因此,席家的目的必定只是货物,而不会伤人。
这些人到时候逃出一条性命是没有问题的。
若席家连人性命都取,以后还有谁家敢替他们运货?还有谁家敢跟他们打交道?
在船上吃过晚饭,在这荒郊野岭的地方,也没什么好玩的,众人说了会儿闲话,加上白日里行船都累了,安排好值夜的人后便各自歇息。
借着夜色遮掩,穆青荔悄无声息的离开了船上,潜伏在岸上茂密的草丛中,冷冷的瞅着这三艘船。
其实她没有必要再守在这里——
只不过,这些家伙太可恶,总得看看是谁,顺便再逮个机会给他们点教训才成。
月上中天,船上值夜的水手靠着舱板,也有点瞌睡起来,眼睛一时眯一时开的,脑袋沉沉浑浑噩噩起来。
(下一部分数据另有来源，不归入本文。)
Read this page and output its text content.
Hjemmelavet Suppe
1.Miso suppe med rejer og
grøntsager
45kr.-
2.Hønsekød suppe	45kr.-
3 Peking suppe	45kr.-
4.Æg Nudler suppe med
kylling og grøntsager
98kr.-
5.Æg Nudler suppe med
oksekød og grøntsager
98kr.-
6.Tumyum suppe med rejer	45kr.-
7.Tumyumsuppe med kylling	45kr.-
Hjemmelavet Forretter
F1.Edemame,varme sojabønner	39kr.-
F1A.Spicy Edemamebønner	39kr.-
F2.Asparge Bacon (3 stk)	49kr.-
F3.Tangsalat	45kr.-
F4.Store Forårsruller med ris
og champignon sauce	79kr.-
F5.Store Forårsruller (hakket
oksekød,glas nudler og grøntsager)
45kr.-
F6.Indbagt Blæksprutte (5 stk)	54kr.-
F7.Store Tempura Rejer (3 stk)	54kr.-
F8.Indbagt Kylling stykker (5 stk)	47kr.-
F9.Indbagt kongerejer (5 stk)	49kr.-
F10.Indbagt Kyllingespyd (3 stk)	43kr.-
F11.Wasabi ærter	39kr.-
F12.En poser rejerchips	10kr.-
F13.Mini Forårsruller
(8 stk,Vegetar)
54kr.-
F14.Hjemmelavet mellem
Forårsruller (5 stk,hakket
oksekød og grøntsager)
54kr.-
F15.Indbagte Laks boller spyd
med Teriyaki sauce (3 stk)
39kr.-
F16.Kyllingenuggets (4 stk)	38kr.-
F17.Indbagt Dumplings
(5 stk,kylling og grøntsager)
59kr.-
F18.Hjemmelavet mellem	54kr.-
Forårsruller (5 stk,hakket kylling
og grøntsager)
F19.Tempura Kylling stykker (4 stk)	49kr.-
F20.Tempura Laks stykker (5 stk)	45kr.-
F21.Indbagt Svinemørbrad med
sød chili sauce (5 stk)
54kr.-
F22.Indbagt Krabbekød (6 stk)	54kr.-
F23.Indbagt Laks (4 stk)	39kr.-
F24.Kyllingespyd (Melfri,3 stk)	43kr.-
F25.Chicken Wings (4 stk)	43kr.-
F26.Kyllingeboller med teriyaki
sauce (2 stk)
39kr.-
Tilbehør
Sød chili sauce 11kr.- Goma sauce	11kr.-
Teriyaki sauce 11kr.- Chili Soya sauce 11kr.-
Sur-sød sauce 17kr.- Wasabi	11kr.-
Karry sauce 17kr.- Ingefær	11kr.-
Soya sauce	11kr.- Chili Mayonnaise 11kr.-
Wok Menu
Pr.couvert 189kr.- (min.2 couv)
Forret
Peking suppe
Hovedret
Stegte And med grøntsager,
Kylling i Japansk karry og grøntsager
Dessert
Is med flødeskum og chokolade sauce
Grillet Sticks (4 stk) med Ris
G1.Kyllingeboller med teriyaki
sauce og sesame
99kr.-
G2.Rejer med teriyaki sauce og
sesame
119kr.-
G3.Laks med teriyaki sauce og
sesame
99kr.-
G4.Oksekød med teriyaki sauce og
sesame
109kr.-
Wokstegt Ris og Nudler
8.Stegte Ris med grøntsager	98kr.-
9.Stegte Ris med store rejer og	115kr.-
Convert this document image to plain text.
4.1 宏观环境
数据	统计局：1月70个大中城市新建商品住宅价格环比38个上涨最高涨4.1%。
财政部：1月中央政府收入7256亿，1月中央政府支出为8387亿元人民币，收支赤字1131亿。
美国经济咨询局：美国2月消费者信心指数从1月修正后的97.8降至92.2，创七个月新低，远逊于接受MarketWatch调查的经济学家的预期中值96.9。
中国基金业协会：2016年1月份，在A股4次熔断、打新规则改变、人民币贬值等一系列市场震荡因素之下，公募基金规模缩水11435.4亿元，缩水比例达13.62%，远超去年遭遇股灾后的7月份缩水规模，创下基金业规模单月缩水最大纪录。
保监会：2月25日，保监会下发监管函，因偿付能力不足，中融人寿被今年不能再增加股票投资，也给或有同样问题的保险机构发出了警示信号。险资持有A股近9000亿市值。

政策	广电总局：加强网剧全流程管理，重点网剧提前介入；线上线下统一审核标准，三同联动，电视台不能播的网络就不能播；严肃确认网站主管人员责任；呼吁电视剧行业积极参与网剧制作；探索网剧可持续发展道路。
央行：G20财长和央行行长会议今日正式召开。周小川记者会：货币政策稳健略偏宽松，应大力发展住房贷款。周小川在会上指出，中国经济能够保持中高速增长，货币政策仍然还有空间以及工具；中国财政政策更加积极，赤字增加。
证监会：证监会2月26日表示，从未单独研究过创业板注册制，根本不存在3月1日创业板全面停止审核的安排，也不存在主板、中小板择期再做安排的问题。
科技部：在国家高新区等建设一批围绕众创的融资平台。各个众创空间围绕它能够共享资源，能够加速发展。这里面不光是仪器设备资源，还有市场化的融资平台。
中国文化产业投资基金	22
穆青荔眉心跳了跳,目光不着痕迹的朝一个方向滑了过去。
二十数道黑影,悄无声息的在夜色中行来,极短的功夫便到了眼前。
几个手势,二十几道黑影有序分开,身手十分敏捷的分别上了三艘大船。
不多会儿,船上浓烟滚滚,燃起了熊熊大火。